En un laps de temps, le prix de toutes les denrées est monté en flèche : l’huile, le pain, le lait, la farine, la viande…Nous autres Sénégalais, ne mangeons déjà pas à notre faim, et voilà qu’on vient renverser le bol de bouillie qui nous reste.

Au même moment, l’Assemblée nationale a grossi le nombre de ses députés à qui d’ailleurs, et dans le même élan de générosité politicienne, le président Wade a offert (avec l’argent des pauvres contribuables) des 4X4 dernières marques. Et que faisons-nous ? Rien ! Et c’est drôle parce que nous avons quand même ce côté frondeur qui nous pousse à exprimer clandestinement notre mécontentement quand on rentre le soir à la maison après 10 heures d’embouteillages et que l’on constate que l’électricité et l’eau, parties depuis le matin, ne sont toujours pas revenues.

Ailleurs, personne ne laisserait faire ce que, nous autres, évoquons avec fatalisme.

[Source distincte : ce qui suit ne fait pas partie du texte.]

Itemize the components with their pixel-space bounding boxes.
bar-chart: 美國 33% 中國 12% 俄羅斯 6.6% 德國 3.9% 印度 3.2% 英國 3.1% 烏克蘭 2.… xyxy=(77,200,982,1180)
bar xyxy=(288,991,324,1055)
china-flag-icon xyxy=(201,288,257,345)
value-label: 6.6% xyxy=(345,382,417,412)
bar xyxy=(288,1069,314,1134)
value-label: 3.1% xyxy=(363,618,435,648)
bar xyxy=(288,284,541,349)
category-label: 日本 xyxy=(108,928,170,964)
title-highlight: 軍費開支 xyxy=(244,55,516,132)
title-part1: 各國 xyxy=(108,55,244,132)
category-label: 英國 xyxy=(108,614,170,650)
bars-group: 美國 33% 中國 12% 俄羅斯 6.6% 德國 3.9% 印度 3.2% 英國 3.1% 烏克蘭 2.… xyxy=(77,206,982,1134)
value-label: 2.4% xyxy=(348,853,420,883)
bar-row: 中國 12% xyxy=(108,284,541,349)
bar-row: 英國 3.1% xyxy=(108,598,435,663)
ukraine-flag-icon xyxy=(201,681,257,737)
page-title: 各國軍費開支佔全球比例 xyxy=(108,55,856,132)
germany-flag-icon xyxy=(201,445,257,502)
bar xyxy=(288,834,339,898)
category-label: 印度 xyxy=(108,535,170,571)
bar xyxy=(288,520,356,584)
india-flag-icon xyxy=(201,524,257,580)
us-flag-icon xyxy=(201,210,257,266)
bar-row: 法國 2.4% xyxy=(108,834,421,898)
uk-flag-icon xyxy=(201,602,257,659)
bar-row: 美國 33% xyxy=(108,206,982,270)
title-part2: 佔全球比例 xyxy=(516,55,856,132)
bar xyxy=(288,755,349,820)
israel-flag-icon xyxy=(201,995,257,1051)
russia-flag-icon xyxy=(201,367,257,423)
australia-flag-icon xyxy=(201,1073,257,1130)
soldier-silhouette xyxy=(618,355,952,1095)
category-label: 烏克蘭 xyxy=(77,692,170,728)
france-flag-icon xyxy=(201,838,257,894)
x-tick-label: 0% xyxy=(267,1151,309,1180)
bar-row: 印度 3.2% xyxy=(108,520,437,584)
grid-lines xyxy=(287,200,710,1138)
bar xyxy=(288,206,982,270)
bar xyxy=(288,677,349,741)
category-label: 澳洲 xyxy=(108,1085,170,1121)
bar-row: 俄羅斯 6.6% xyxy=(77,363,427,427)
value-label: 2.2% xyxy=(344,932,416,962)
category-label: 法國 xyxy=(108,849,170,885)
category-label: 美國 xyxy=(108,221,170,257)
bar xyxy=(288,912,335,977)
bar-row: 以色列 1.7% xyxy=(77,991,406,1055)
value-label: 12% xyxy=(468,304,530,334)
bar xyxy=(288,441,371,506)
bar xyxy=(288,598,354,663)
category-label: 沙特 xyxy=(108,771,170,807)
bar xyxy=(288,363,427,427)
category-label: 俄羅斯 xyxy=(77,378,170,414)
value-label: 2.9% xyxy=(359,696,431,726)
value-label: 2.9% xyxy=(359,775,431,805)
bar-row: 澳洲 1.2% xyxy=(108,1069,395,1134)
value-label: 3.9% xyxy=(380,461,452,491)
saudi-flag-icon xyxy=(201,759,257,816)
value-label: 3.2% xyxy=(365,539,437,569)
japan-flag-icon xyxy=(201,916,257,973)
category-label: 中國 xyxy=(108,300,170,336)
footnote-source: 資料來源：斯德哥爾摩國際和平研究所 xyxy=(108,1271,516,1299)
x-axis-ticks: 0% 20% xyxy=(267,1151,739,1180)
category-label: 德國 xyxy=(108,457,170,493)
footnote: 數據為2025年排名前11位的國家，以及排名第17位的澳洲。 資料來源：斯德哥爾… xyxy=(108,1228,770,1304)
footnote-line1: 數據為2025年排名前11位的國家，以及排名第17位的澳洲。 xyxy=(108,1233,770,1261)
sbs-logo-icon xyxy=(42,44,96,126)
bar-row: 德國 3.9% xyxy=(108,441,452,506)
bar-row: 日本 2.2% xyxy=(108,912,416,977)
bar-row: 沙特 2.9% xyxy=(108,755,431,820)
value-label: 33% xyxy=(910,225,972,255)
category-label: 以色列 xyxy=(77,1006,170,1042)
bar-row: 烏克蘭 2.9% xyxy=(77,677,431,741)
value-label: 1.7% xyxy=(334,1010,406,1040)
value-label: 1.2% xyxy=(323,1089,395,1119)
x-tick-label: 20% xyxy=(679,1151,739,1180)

Cette acceptation du désordre établi par une bourgeoisie d’accaparement et de prédation (politique et économique), à la fois extravertie et mafieuse, et qui prolifère dans tous les secteurs, le mobilier notamment. Ce consensus systématique tient d’une démobilisation citoyenne orchestrée et entretenue par une pseudo-élite intellectuelle particulièrement courtisane.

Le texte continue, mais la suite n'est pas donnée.